Ms. Swander has also edited three books: The Healing Circle: Authors on Recovery from Illness (Plume, 1998, with Patricia Foster); Bloom and Blossom , a collection of garden literature from Ecco Press (1997); and Land of the Fragile Giants, an edited collection of non-fiction and art work on the Loess Hills (with Cornelia Mutel, University of Iowa Press, 1994).

The University of Iowa Press reprinted Driving the Body Back in 1998. Ms. Swander adapted Driving the Body Back to the stage and this piece, along with her co-authored musical, Dear Iowa (with composer Christopher Frank), have been produced across the Midwest and on Iowa Public Television. Ms. Swander performs her own work and also gives solo readings throughout the United States.

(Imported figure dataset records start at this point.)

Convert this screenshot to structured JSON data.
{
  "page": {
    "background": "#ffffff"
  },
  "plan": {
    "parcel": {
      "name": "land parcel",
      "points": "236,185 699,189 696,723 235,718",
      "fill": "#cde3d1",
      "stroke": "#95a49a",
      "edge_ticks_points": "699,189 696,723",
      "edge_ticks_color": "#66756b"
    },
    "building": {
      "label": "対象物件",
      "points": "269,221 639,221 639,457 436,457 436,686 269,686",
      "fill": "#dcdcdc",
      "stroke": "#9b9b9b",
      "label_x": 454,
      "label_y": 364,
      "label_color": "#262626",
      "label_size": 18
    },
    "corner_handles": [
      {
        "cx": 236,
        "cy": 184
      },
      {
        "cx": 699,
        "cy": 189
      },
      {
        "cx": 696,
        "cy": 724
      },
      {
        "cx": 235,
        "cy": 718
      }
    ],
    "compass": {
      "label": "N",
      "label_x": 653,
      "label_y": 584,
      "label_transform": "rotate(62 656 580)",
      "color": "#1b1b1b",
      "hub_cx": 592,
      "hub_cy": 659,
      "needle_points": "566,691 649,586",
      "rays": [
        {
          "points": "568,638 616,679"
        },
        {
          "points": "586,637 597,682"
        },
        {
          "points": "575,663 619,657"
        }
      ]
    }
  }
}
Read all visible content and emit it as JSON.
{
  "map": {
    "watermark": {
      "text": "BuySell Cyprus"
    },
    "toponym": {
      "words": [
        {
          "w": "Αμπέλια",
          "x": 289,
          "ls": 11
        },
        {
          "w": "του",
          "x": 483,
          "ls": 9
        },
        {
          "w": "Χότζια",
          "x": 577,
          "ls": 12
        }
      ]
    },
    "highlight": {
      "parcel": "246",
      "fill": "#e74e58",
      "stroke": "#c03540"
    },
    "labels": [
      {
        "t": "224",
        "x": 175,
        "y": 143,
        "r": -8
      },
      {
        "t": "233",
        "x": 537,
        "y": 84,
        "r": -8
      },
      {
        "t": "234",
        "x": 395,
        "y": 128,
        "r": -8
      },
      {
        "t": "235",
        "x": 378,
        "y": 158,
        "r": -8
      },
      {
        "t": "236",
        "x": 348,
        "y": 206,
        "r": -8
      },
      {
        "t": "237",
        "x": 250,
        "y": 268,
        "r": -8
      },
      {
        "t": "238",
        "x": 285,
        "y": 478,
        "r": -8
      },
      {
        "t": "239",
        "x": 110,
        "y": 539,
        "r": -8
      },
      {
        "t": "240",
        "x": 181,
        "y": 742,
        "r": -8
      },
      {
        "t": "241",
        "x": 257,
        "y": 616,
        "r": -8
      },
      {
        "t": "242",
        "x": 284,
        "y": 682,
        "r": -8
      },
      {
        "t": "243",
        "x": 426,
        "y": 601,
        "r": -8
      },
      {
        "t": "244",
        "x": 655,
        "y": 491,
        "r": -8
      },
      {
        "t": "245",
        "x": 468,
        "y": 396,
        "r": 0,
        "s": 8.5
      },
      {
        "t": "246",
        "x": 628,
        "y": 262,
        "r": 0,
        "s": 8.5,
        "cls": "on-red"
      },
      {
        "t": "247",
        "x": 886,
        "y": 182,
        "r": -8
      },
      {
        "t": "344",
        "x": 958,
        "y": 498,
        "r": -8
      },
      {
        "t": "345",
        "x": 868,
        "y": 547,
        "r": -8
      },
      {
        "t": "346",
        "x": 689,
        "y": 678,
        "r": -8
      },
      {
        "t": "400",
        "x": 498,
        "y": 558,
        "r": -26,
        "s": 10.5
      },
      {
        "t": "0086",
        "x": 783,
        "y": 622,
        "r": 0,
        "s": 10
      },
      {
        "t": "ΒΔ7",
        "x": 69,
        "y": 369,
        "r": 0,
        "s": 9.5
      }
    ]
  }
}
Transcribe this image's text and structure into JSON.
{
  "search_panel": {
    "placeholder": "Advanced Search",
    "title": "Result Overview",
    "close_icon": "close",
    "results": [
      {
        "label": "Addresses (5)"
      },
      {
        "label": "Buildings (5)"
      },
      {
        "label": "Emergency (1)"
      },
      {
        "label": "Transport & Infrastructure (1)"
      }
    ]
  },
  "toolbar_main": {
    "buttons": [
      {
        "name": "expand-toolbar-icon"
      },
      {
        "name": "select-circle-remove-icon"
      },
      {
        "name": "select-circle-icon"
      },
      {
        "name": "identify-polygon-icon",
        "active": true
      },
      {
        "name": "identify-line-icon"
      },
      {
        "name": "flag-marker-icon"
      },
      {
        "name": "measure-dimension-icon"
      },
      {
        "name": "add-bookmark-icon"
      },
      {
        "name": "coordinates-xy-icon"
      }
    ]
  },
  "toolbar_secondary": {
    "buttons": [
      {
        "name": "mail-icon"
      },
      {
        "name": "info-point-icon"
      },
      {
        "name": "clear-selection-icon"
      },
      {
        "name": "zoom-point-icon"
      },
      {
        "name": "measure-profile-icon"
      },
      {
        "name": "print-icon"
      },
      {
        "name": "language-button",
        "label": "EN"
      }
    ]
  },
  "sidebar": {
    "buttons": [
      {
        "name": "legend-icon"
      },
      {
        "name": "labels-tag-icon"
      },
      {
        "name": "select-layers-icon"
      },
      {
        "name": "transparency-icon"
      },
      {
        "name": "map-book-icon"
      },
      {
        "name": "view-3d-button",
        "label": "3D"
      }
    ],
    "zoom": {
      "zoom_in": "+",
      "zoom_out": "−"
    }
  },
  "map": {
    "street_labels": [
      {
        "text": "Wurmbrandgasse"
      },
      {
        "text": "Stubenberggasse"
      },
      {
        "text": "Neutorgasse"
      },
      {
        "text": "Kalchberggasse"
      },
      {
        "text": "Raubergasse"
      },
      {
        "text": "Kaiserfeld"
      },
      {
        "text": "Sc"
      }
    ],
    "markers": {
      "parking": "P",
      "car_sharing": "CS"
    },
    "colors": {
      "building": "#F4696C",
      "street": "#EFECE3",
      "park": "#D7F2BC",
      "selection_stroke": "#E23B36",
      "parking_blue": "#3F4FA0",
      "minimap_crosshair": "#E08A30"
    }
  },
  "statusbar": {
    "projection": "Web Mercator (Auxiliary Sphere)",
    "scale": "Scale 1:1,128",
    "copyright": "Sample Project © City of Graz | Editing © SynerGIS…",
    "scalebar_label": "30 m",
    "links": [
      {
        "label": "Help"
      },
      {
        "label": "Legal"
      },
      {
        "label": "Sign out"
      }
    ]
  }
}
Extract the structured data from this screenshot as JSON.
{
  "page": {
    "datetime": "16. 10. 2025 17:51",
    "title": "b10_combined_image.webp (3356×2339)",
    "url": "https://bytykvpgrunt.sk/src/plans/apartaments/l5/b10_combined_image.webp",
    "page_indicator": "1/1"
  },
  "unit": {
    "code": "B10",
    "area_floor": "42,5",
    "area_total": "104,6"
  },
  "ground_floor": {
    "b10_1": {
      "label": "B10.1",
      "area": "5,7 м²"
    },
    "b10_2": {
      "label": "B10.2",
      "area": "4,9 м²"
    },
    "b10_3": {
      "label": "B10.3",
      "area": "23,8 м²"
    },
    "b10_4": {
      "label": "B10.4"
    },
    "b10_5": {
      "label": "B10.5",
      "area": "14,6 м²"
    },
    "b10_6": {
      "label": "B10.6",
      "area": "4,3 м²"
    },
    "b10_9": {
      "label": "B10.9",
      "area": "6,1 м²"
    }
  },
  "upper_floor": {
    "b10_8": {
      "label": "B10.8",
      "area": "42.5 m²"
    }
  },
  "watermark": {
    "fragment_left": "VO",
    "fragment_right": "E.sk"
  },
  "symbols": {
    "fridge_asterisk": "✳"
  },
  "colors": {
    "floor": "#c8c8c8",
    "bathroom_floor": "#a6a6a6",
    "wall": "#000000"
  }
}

Swander has won numerous awards including a Whiting Award (The Mrs. Giles Whiting Foundation, 1994), a National Endowment for the Arts grant for the Literary Arts (1986), two Ingram Merrill Awards (1980, 1986), the Carl Sandburg Literary Award (The Chicago Public Library, 1981), and the Nation-Discovery Award (The Nation magazine, 1976). Publisher's Weekly named Parsnips in the Snow one of the best books of 1990, and the Garden Writers Association of America awarded Swander their Quill and Trowel Award for best magazine writing of 1993. Ms. Swander has published individual poems, essays, short stories and articles in such places as The Nation, National Gardening Magazine, The New Republic, The New Yorker, The New York Times Magazine, and Poetry magazine. She lives in Ames and Kalona, IA, where she raises sheep and goats and a large organic vegetable garden.

  

Robert Tremmel

 Associate Professor (Ph.D., University of Iowa)

Creative Writing interests

Teacher education, composition

Selected publications

  • Zen and the Practice of Teaching English. Portsmouth, NH: Boynton/Cook-Heinemann, 1999.
  • Driving the Milford Blacktop. Kansas City: BkMk Press, 1991.
  • "Zen and the Art of Reflective Practice in Teacher Education." Harvard Educational Review.
  • "Country Life and the Teaching of English." Research in the Teaching of English 29 (1995).
  • "Beyond Self-Criticism: Reflecting on Teacher Research and T.A. Education." Composition Studies 22 (1994).
  • Poetry published in: Poetry Northwest; Zone 3; Borderlands: Texas Poetry Review; Southern Poetry Review; Coe Review; Stand Alone; Chattahoochee Review; Descant; New Delta Review; Aethlon; Voices on the Landscape: Contemporary Iowa Poets.

     

David Zimmerman

Assistant Professor (M.F.A., University of Alabama)

David Zimmerman attended Emerson College for film studies and then went on to earn an MFA in creative writing at the University of Alabama. He has worked as a publicist at St. Martin’s Press in NYC and taught writing at Georgia Southern University, Dilla University College in Ethiopia, South College in Savannah and the University of Wisconsin, where he was also a fiction fellow at the Wisconsin Institute of Creative Writing. His first novel, Socket, was published by Anvil Press. He is currently at work on a novel, The Deep Moans Round.